Monday, November 9, 2009

Thanks, Harald Jäger

I hadn't heard the story Dana tells about the day the Berlin Wall came down, but it's kind of fascinating in how ordinary and human it is. After being handed a badly written note at a minor press conference, a confused Politburo spokesman mistakenly claimed that East Germans would be allowed to cross the border. And then:

During the evening news broadcast in West Germany, the anchor Hanns Friedrichs joyfully proclaimed that the ninth of November was a historic day, for the East German government had announced that its borders were open. East Germans who listened surreptitiously to the Western broadcast immediately gathered at the gate. Within an hour, thousands had gathered at the Wall.

In a nearby possible world, this story ends with a bloody riot. Armed guards shoot the boldest of the misinformed citizens; the uninjured retaliate.
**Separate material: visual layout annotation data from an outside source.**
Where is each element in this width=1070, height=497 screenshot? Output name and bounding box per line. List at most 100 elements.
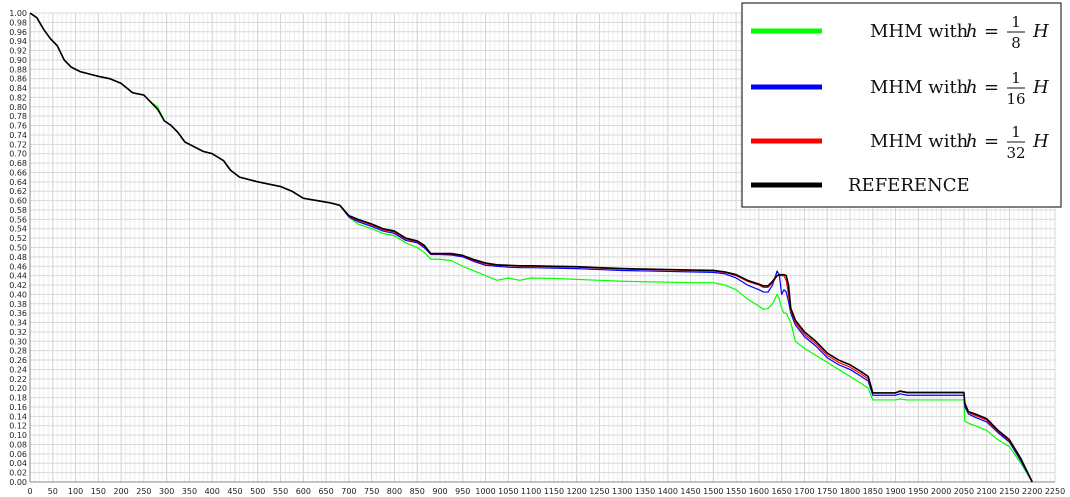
x-tick-label: 1400 xyxy=(658,487,678,496)
x-tick-label: 700 xyxy=(341,487,356,496)
y-tick-label: 0.90 xyxy=(9,56,27,65)
y-tick-label: 0.08 xyxy=(9,440,27,449)
legend-suffix: H xyxy=(1032,131,1049,152)
x-tick-label: 2000 xyxy=(931,487,951,496)
y-tick-label: 0.64 xyxy=(9,178,27,187)
x-tick-label: 1600 xyxy=(749,487,769,496)
legend-frac-den: 8 xyxy=(1011,34,1021,52)
legend-prefix: MHM with xyxy=(870,77,969,98)
x-tick-label: 1300 xyxy=(612,487,632,496)
x-tick-label: 50 xyxy=(48,487,58,496)
legend-var: h xyxy=(966,21,978,42)
x-tick-label: 350 xyxy=(182,487,197,496)
grid xyxy=(29,12,1056,483)
x-tick-label: 1150 xyxy=(544,487,564,496)
x-tick-label: 1700 xyxy=(794,487,814,496)
y-tick-label: 0.16 xyxy=(9,403,27,412)
y-tick-label: 0.06 xyxy=(9,450,27,459)
x-tick-label: 500 xyxy=(250,487,265,496)
legend-eq: = xyxy=(984,131,999,152)
x-tick-label: 900 xyxy=(432,487,447,496)
y-tick-label: 0.68 xyxy=(9,159,27,168)
x-tick-label: 1050 xyxy=(498,487,518,496)
y-tick-label: 0.48 xyxy=(9,253,27,262)
y-tick-label: 0.24 xyxy=(9,365,27,374)
y-tick-label: 0.80 xyxy=(9,103,27,112)
y-tick-label: 0.84 xyxy=(9,84,27,93)
x-tick-label: 400 xyxy=(205,487,220,496)
y-tick-label: 0.46 xyxy=(9,262,27,271)
legend-var: h xyxy=(966,131,978,152)
y-tick-label: 0.66 xyxy=(9,168,27,177)
y-tick-label: 1.00 xyxy=(9,9,27,18)
x-tick-label: 1250 xyxy=(589,487,609,496)
y-tick-label: 0.20 xyxy=(9,384,27,393)
y-tick-label: 0.22 xyxy=(9,375,27,384)
y-tick-label: 0.02 xyxy=(9,469,27,478)
x-tick-label: 1900 xyxy=(885,487,905,496)
x-tick-label: 550 xyxy=(273,487,288,496)
x-tick-label: 200 xyxy=(113,487,128,496)
legend-box xyxy=(741,2,1062,208)
y-tick-label: 0.26 xyxy=(9,356,27,365)
y-tick-label: 0.32 xyxy=(9,328,27,337)
legend-label-4: REFERENCE xyxy=(848,175,970,196)
x-tick-label: 1450 xyxy=(680,487,700,496)
x-tick-label: 2250 xyxy=(1045,487,1065,496)
x-tick-label: 0 xyxy=(27,487,32,496)
x-tick-label: 300 xyxy=(159,487,174,496)
y-tick-label: 0.14 xyxy=(9,412,27,421)
legend-frac-num: 1 xyxy=(1011,13,1021,31)
legend-eq: = xyxy=(984,21,999,42)
x-tick-label: 1850 xyxy=(863,487,883,496)
y-tick-label: 0.78 xyxy=(9,112,27,121)
y-tick-label: 0.72 xyxy=(9,140,27,149)
y-tick-label: 0.56 xyxy=(9,215,27,224)
x-tick-label: 1200 xyxy=(566,487,586,496)
y-tick-label: 0.60 xyxy=(9,197,27,206)
series-group xyxy=(29,12,1033,483)
y-tick-label: 0.94 xyxy=(9,37,27,46)
y-tick-label: 0.44 xyxy=(9,272,27,281)
x-tick-label: 1000 xyxy=(475,487,495,496)
y-tick-label: 0.82 xyxy=(9,93,27,102)
y-tick-label: 0.86 xyxy=(9,75,27,84)
y-tick-label: 0.34 xyxy=(9,319,27,328)
x-tick-label: 950 xyxy=(455,487,470,496)
y-tick-label: 0.52 xyxy=(9,234,27,243)
x-tick-label: 1950 xyxy=(908,487,928,496)
x-tick-label: 100 xyxy=(68,487,83,496)
y-tick-label: 0.38 xyxy=(9,300,27,309)
legend-frac-den: 16 xyxy=(1006,90,1025,108)
x-tick-label: 650 xyxy=(318,487,333,496)
x-tick-label: 2100 xyxy=(976,487,996,496)
legend-var: h xyxy=(966,77,978,98)
y-tick-label: 0.36 xyxy=(9,309,27,318)
x-tick-label: 2050 xyxy=(954,487,974,496)
legend-suffix: H xyxy=(1032,77,1049,98)
x-tick-label: 2200 xyxy=(1022,487,1042,496)
y-tick-label: 0.92 xyxy=(9,47,27,56)
y-tick-label: 0.76 xyxy=(9,122,27,131)
x-tick-label: 600 xyxy=(296,487,311,496)
legend-prefix: MHM with xyxy=(870,131,969,152)
legend-label-1: MHM with h = 1 8H xyxy=(870,13,1049,52)
y-tick-label: 0.88 xyxy=(9,65,27,74)
x-tick-label: 1100 xyxy=(521,487,541,496)
x-tick-label: 150 xyxy=(91,487,106,496)
axes: 0 50 100 150 200 250 300 350 400 450 500 550 600 650 7… xyxy=(9,9,1065,496)
y-tick-label: 0.40 xyxy=(9,290,27,299)
y-tick-label: 0.54 xyxy=(9,225,27,234)
x-tick-label: 1650 xyxy=(771,487,791,496)
y-tick-label: 0.10 xyxy=(9,431,27,440)
legend-eq: = xyxy=(984,77,999,98)
legend-prefix: MHM with xyxy=(870,21,969,42)
x-tick-label: 450 xyxy=(227,487,242,496)
x-tick-label: 850 xyxy=(410,487,425,496)
y-tick-label: 0.42 xyxy=(9,281,27,290)
y-tick-label: 0.30 xyxy=(9,337,27,346)
y-tick-label: 0.58 xyxy=(9,206,27,215)
x-tick-label: 1800 xyxy=(840,487,860,496)
x-tick-label: 1750 xyxy=(817,487,837,496)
Guards are killed, the police put down the riot, and the Wall stands, not forever, but for a little white longer as the Soviets eased into openness.

In this world, Harald Jäger, in command at the Bornholmer Gate, decided not to shoot. He called his superiors, who of course had heard of no such policy change, and faced with the gathering, chanting crowds, decided to let a few cross the border; by midnight, he simply opened the gate to all, not taking names or checking identification.

During the protests in Iran, I was hearing from lots of smart people that what usually decides the fate of nonviolent protests against authoritarian governments is the behavior of the security forces. If they refuse to beat or shoot the protestors, the regime loses its control over the people and collapses. But if they carry out their brutal orders, everything ends in tragedy. That's the choice that faced Harald Jäger twenty years ago, and he made the right one.